The time window chosen for comparison covered the period 22 March 2020 to 4 September 2020 and was sampled at hourly intervals encompassing nearly 12 spring–neap cycles (166 days on plotted axis in Fig. 4). The dates selected for the tidal record comparison began at the end of the austral summer, and were forecast through to the end of the following austral spring. The late March start date for the time series reflects an attempt to correlate the landform record with a time period in which West Antarctica is generally at its warmest, and sea ice is at a minimum in the Amundsen Sea. Although investigations of the seasonal variability in the properties of CDW in the easternmost Amundsen Sea embayment generally indicate a thicker and slightly warmer deep water layer during winter38, we view the end of summer as the most likely time interval in which rapid ice sheet retreat events might be triggered. Modelling studies indicate that the largest southward transport of heat and the thickest CDW layer peaks in the March–May period. For guiding our choice, other rapid changes in Antarctic glaciers have typically been observed to have initiated in the late summer period: for example, the Larsen A Ice Shelf disintegrated in January 1995, while Larsen B collapsed during the period 31 January to March 2002, and Wilkins Ice Shelf underwent partial collapse through February and March of 2008. Whereas collapses of the Antarctic Peninsula ice shelves have mainly been triggered by surface melting and hydrofracture as a result of atmospheric warmth, changes at Thwaites Glacier are likely to be ocean or sea-level instigated. Although there is no explicit link between the timing of major calving events and grounding-zone retreat, we note observations of major changes in Thwaites Glacier in March of previous years: Thwaites had a partial outburst of its western mélange in the period immediately following our AUV survey in early March 2019, while the large iceberg B-22 previously calved from the Thwaites Ice Tongue in mid-March 2002.

Analysis of rib landforms

The periodograms in Fig. 4 of the main manuscript investigate the dominant periods (frequencies) in the series of ribs compared with the frequency content of the tidal series. The dominant frequencies describe important periodicities in the data. The periodograms were produced using a fast Fourier transform implemented in OriginLab. Frequency corresponds to cycles per unit of time. In this case, the unit of time was set to 1 calendar day so that periods equate to 1/peak frequency. For the tidal model, we filtered the hourly modelled tidal amplitude outputs from the TPXO-9 model using a 24-point percentile filter with a percentile value set at 99 (Supplementary Fig. 13). This corresponded to replacing the signal point with the 99th percentile value of the data points in the moving data window. The resultant filtered dataset removes the 24, 12 and 6 h tidal periodicities that dominate the full-resolution tidal dataset (Supplementary Fig. 13b), preserving and tracking closely the daily peak tidal height. We compared this approach with a method that decimated the data to a single time per day. Both achieve similar results in emphasizing the dominance of a fortnightly spring–neap cyclicity in the daily tidal values.

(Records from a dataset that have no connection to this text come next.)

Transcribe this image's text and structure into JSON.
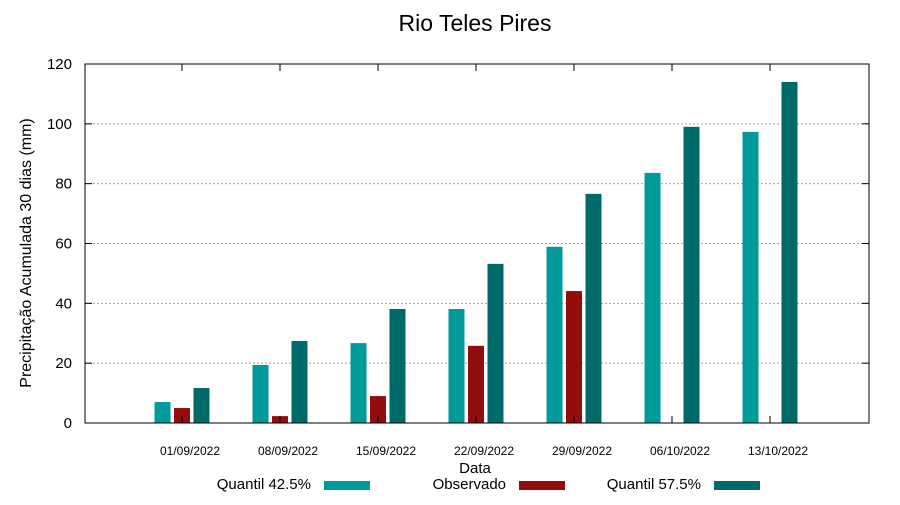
{
  "chart_data": {
    "type": "bar",
    "title": "Rio Teles Pires",
    "xlabel": "Data",
    "ylabel": "Precipitação Acumulada 30 dias (mm)",
    "ylim": [
      0,
      120
    ],
    "yticks": [
      0,
      20,
      40,
      60,
      80,
      100,
      120
    ],
    "grid": true,
    "legend_placement": "bottom",
    "categories": [
      "01/09/2022",
      "08/09/2022",
      "15/09/2022",
      "22/09/2022",
      "29/09/2022",
      "06/10/2022",
      "13/10/2022"
    ],
    "series": [
      {
        "name": "Quantil 42.5%",
        "color": "#009a9a",
        "values": [
          7.0,
          19.4,
          26.7,
          38.1,
          58.9,
          83.6,
          97.3
        ]
      },
      {
        "name": "Observado",
        "color": "#930d0d",
        "values": [
          5.0,
          2.3,
          9.0,
          25.8,
          44.1,
          null,
          null
        ]
      },
      {
        "name": "Quantil 57.5%",
        "color": "#006a6a",
        "values": [
          11.7,
          27.4,
          38.1,
          53.2,
          76.6,
          99.0,
          114.0
        ]
      }
    ]
  }
}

For the ribs, we analysed the dominant frequencies in the amplitude data as a series. Since the amplitude data are already detrended and extracted from the initial topography, they represent an appropriate way of investigating periods in the data. However, periodograms of the filtered and mean-adjusted topography produce results with no discernible differences. In each FFT (Fast Fourier Transform) analysis, we carried out the routine using a Hanning window and display the amplitude as a function of frequency.